Reddin gerekçesinin, İstanbul İl Göç İdaresi’nin uzmanının tamamen soyut ve öznel değerlendirmelerine dayandığını söyleyen Av. Bayramcı şöyle konuştu:

¨Dilekçelerimizde Parisa’nın İran’da maruz kaldığı her şeyi belgeleriyle anlattık, vücudundaki darp izlerinin, yara ve yanık izlerinin fotoğrafları dahi mevcuttu. İdare Mahkemesi bu başvurumuzu reddetti ve biz de İstinaf Mahkemesi’ne taşıdık, İstinaf da reddetti. İstinaf’ta kesinleşen bir dava olduğu için Danıştay’a gidemiyoruz ve dolayısıyla ret kararı kesinleşmiş oluyor. Bu konuda yapabileceğimiz başka bir şey kalmadı. İstedikleri anda Parisa’yı sınır dışı edebilirler.¨

‘TÜRKİYE’DE KORUMA TALEPLERİ KONUSUNDA ÜLKE BAZLI DEĞERLENDİRME YAPILIYOR’

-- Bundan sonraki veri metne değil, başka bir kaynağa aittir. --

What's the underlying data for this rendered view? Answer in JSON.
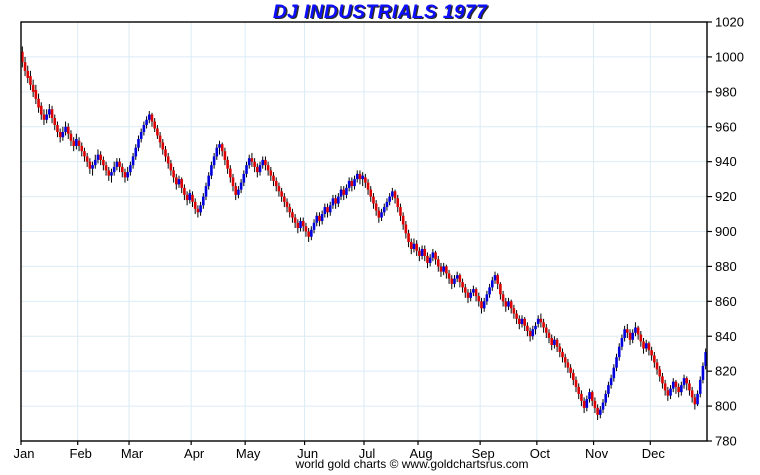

Daha önceki benzer davalara verilen ret kararlarından da yola çıkarak, Türkiye’de koruma talepleri konusunda ülke bazlı bir değerlendirme yapıldığını söyleyen Av. Bayramcı, ¨Bu davalarda salt hukuki bir inceleme yapılmıyor, devlet İran’dan veya Türki cumhuriyetlerden gelen mültecilerin davasına olumsuz yaklaşıyor¨ dedi ve bunu ülkeler arası ilişkilerden kaynaklı siyasi bir yaklaşım olarak değerlendirdi.

DAHA ÖNCE AYNI KOŞULLARDAKİ BİR KIZ ÇOCUĞU KATLEDİLMİŞTİ

Parisa’nın başvurularının reddedilmesi, İran’da erkek şiddetinden kaçan 17 yaşındaki kız çocuğunun yakın zamanda vahşice katledilmesini bir kez daha akıllara getirdi. 

Şubat 2022’de İran'ın Huzistan eyaletinin başkenti Ahvaz'da, Mona Hayderi isimli kız çocuğu, evli olduğu erkeğin baskısından ve şiddetinden kurtulmak için Türkiye'ye kaçmıştı ancak daha sonra ailesi tarafından tekrar İran'a götürülmüştü. 

Mona Hayderi, İran’a götürüldükten sonra evli olduğu erkek tarafından Ahvaz'ın Kasaei Meydanı'nda vahşice katledilmişti.